Ten years ago, though, was a bit scary.
The Friday was my last day at work before a couple of weeks leave. As I walked from work to my car, I saw a couple of charred eucalyptus leaves on the ground. They were unusual enough a sight that I actually stopped to examine them. At the time I couldn't work out how they'd got to be blackened without burning.
Anyway, a couple of fires had started about a week earlier in bushland to the west and south-west of Canberra. Some of these fires weren't fought at all, while others were only contained. By the Friday they'd spread and joined up. Then, on the Saturday we had 39 degrees with the wind changing direction and strengthening.
I wasn't worried about my own place, as I lived in a small unit in the centre of one of Canberra's town centres. In other words, I figured there was simply too much non-burnable stuff between my place and the fires. One of my brothers, however, lived in a house which backed onto grassland, and he was out of town. I phoned him to say I'd check on his place, and he was actually puzzled - he was in Melbourne and the Canberra fires hadn't made it onto the news at all. Still, he was driving home that day, due back in the late evening.
I then walked down to the local shops to buy a newspaper. On the way back home I remember being astonished to see a massive column of smoke off to the south west, maybe 10 or 20 kilometres away. I checked the radio for information, and there were warnings but no one seemed too alarmed.
I drove over to my brother's place, along a major arterial road which was the most direct route. Smoke was starting to tinge the sky orange, thickly enough that I don't remember seeing that smoke column. Anyway, I did a once around of my brother's place, but there wasn't much I needed to do or really could do either. So I drove home.
Through the day the reports started getting more worrisome. In the mid-afternoon I thought I'd better head back to my brother's place. The road I'd travelled on that morning was now closed, due to the approach of the fire, so I had to take a much more circuitous route. The smoke was now as thick as fog, obscuring everything. The only difference with fog was the strong wind which gusted blackened embers around.
Near my brother's place was a major intersection - one of the busiest in Canberra. The traffic lights were out, but there were no police controlling the intersection. With the traffic still heavy, I was worried about risking driving through it for fear of an accident, so I detoured and approached my brother's house by another route.
Once again there wasn't much I could do except walk around and check that hot embers weren't landing anywhere.
Then, fire started sweeping through the reserve land out the back of my brother's place. Thanks to the strength of the wind it moved so quickly that, while the grass burned, the gum trees didn't catch on fire. People - just ordinary folk like me, not firefighters - came running through my brother's yard and climbed over the fence to fight the fire.

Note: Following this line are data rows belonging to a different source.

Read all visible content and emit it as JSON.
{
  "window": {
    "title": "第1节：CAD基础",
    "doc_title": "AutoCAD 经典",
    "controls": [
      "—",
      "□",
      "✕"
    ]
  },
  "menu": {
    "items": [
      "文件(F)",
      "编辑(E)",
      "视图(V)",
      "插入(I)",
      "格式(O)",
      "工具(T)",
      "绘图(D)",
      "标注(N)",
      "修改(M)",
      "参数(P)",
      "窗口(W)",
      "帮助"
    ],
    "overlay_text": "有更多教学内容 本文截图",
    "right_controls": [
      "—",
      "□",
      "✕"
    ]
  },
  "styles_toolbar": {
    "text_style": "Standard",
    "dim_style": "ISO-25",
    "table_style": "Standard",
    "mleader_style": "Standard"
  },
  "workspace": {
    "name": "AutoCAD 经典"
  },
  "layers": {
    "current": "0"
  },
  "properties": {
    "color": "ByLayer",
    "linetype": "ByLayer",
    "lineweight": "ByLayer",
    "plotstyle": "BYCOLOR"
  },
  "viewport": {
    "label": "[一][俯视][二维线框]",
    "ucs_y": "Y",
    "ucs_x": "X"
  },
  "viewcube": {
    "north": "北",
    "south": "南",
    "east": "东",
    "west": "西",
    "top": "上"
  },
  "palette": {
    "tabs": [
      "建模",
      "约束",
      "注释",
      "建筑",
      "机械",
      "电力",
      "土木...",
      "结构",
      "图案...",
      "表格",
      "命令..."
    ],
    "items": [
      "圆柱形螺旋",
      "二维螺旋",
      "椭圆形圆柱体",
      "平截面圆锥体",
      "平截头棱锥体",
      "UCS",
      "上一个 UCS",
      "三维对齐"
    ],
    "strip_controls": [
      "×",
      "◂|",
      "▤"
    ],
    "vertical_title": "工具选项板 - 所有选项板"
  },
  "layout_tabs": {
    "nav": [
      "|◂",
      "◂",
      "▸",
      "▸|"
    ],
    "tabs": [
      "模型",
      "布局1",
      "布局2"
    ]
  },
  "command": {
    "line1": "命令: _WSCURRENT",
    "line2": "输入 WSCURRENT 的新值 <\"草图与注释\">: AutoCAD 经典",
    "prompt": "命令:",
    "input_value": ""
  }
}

Within minutes it had passed, heading on to a major road about a kilometre away. I don't know what happened to it.
I hung around for an hour or so, listening to the radio to get a sense of where the fires were. Suburbs only a few kilometres away to the west and the south were being evacuated, but nothing serious was reported close to my brother's house (or my place) so I eventually went home.
Fortunately I lived in a part of Canberra which didn't lose power, but I didn't have air conditioning. For the following week or so the weather remained hot, but the wind dropped away completely. As a result the smoke just hung over the city, an oppressive, stinking orange-grey atmosphere. Every breath was a reminder of the fire. When the Sun was visible, it was pink. It was horribly unpleasant, made worse by everyone's nervousness that the fires might spring up again, and the fact that for a couple of days we were told to use toilets sparingly because the sewerage works had been damaged in the fire.
The aftermath was ugly in other ways. On top of the slack response in the week beforehand, official investigations suggested that the emergency had been poorly managed - the emergency services's communications system got overloaded, so they didn't get accurate information, meaning in turn they didn't allocate resources well and they left evacuation orders until dangerously late. In addition, their headquarters lost power due to blackouts, but their backup generator didn't provide enough power.
The blackened leaves I saw on the Friday? I don't know for sure, but I assume they were leaves blown off trees by the strong winds, in places where the fire had heated the air enough to cook them without setting them on fire. The wind had then carried them 40 or more kilometres into the heart of the city.